Management by Objective(MBO)
Management by Objectives
Advantages of Management by Objectives
1 . Since Management by objectives (MBO) is a result-oriented process and focuses on setting and controlling goals, if encourages managers to do detailed planning.
2. Both the manager and the subordinates know what is expected of them and hence there is no role ambiguity or confusion.
3. The managers are required to establish measurable targets and standards of performance and priorities for these targets. In addition, the responsibilities and authority of the personnel is clearly established.
4. It makes individuals more aware of the company goals. Most often the subordinates are concerned with their own objectives and the environment surrounding them. But with MBO, the subordinates feel proud of being involved in the organizational goals. This improves their morale and commitment.
5. Management by objectives (MBO) often highlights the area in which the employees need further training, leading to career development.
6. The system of periodic evaluation lets the subordinates know how well they are doing. Since MBO puts strong emphasis on quantifiable objectives,the measurement and appraisal can be more objective, specific and equitable.
7. It improves communication between management and subordinates.
Disadvantages of Management by Objectives
1. MBO can only succeed if it has the complete support of the top management.
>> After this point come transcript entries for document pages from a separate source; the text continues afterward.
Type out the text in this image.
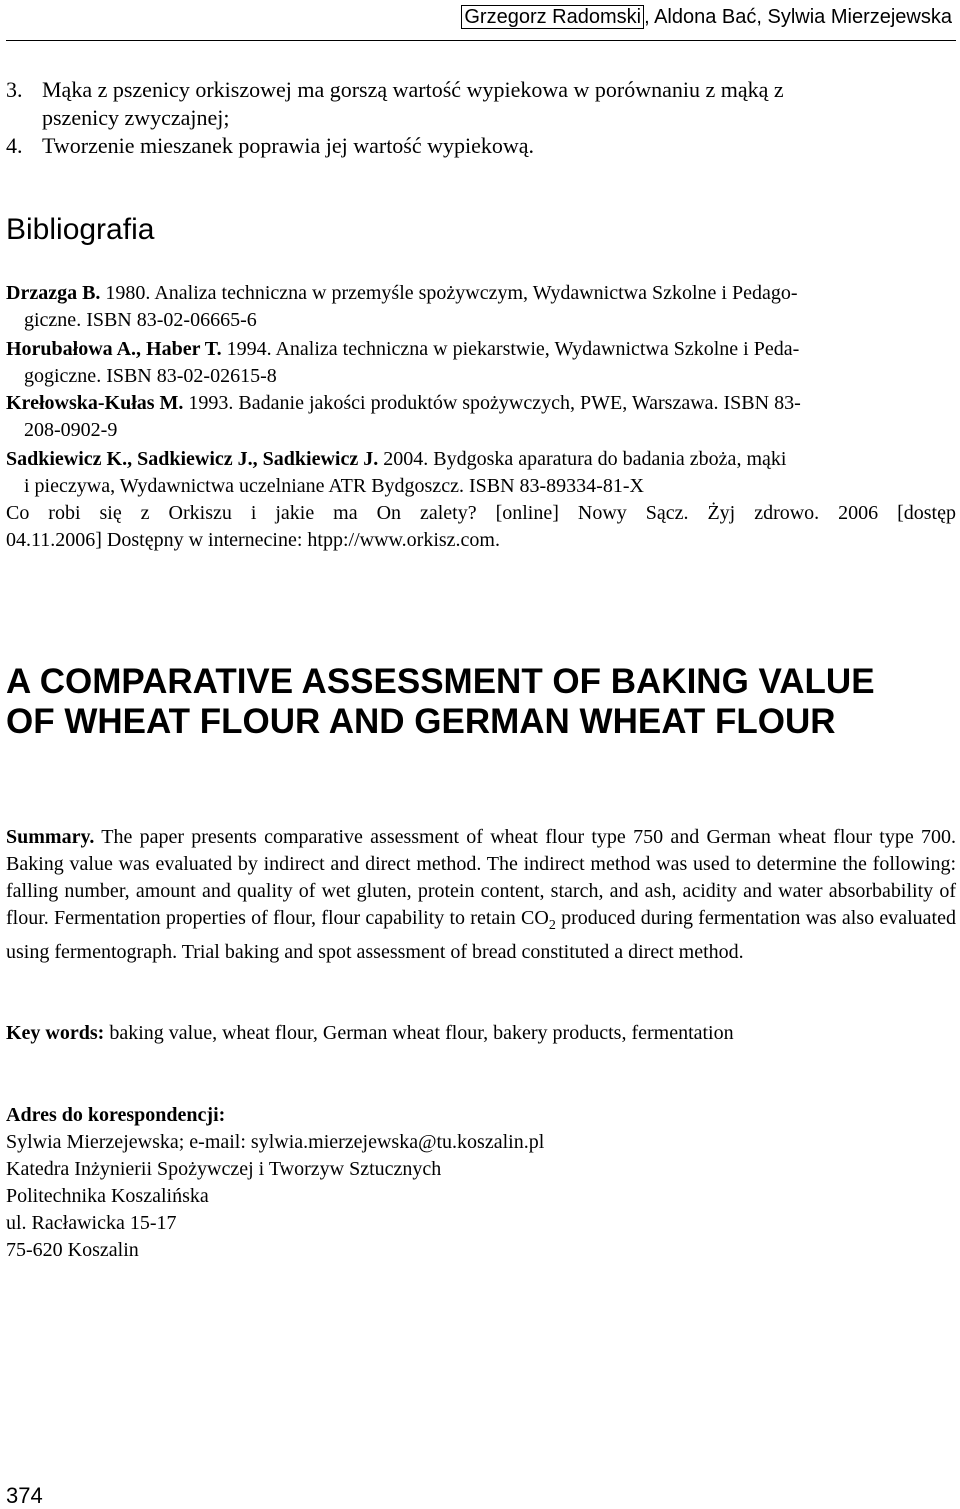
Grzegorz Radomski , Aldona Bać, Sylwia Mierzejewska
3. Mąka z pszenicy orkiszowej ma gorszą wartość wypiekowa w porównaniu z mąką z
pszenicy zwyczajnej;
4. Tworzenie mieszanek poprawia jej wartość wypiekową.
Bibliografia
Drzazga B. 1980. Analiza techniczna w przemyśle spożywczym, Wydawnictwa Szkolne i Pedago-
giczne. ISBN 83-02-06665-6
Horubałowa A., Haber T. 1994. Analiza techniczna w piekarstwie, Wydawnictwa Szkolne i Peda-
gogiczne. ISBN 83-02-02615-8
Krełowska-Kułas M. 1993. Badanie jakości produktów spożywczych, PWE, Warszawa. ISBN 83-
208-0902-9
Sadkiewicz K., Sadkiewicz J., Sadkiewicz J. 2004. Bydgoska aparatura do badania zboża, mąki
i pieczywa, Wydawnictwa uczelniane ATR Bydgoszcz. ISBN 83-89334-81-X
Co robi się z Orkiszu i jakie ma On zalety? [online] Nowy Sącz. Żyj zdrowo. 2006 [dostęp
04.11.2006] Dostępny w internecine: htpp://www.orkisz.com.
A COMPARATIVE ASSESSMENT OF BAKING VALUE
OF WHEAT FLOUR AND GERMAN WHEAT FLOUR
Summary. The paper presents comparative assessment of wheat flour type 750 and German wheat flour type 700. Baking value was evaluated by indirect and direct method. The indirect method was used to determine the following: falling number, amount and quality of wet gluten, protein content, starch, and ash, acidity and water absorbability of flour. Fermentation properties of flour, flour capability to retain $CO_2$ produced during fermentation was also evaluated using fermentograph. Trial baking and spot assessment of bread constituted a direct method.
Key words: baking value, wheat flour, German wheat flour, bakery products, fermentation
Adres do korespondencji:
Sylwia Mierzejewska; e-mail: sylwia.mierzejewska@tu.koszalin.pl
Katedra Inżynierii Spożywczej i Tworzyw Sztucznych
Politechnika Koszalińska
ul. Racławicka 15-17
75-620 Koszalin
374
2. Management by Objectives (MBO) may be resented by subordinates. They may be under pressure to get along with the management when setting goals and objectives and these goals may be set unrealistically high. This may lower their morale and they may become suspicious about the philosophy behind MBO.
They may seriously believe that MBO is just another of the management’s ploys to make the subordinates work harder and become more dedicated and involved. The emphasis in the MBO system is on quantifying the goals and objectives. It does not leave any ground for subjective goals. Some areas are difficult to quantify and even more difficult to evaluate.
3. There is considerable paperwork involved and it takes too much of the manager’s time. Too many meetings and too many reports add to the manager’s responsibility and burden. Some managers may resist the program because of this increased paperwork.
4. The emphasis is more on short-term goals. Since the goals are mostly quantitative in nature, it is difficult to do long-range planning because all the variables affecting the process of planning cannot be accurately forecast due to the constantly changing socio-economic and technological environment which affect the stability of goals.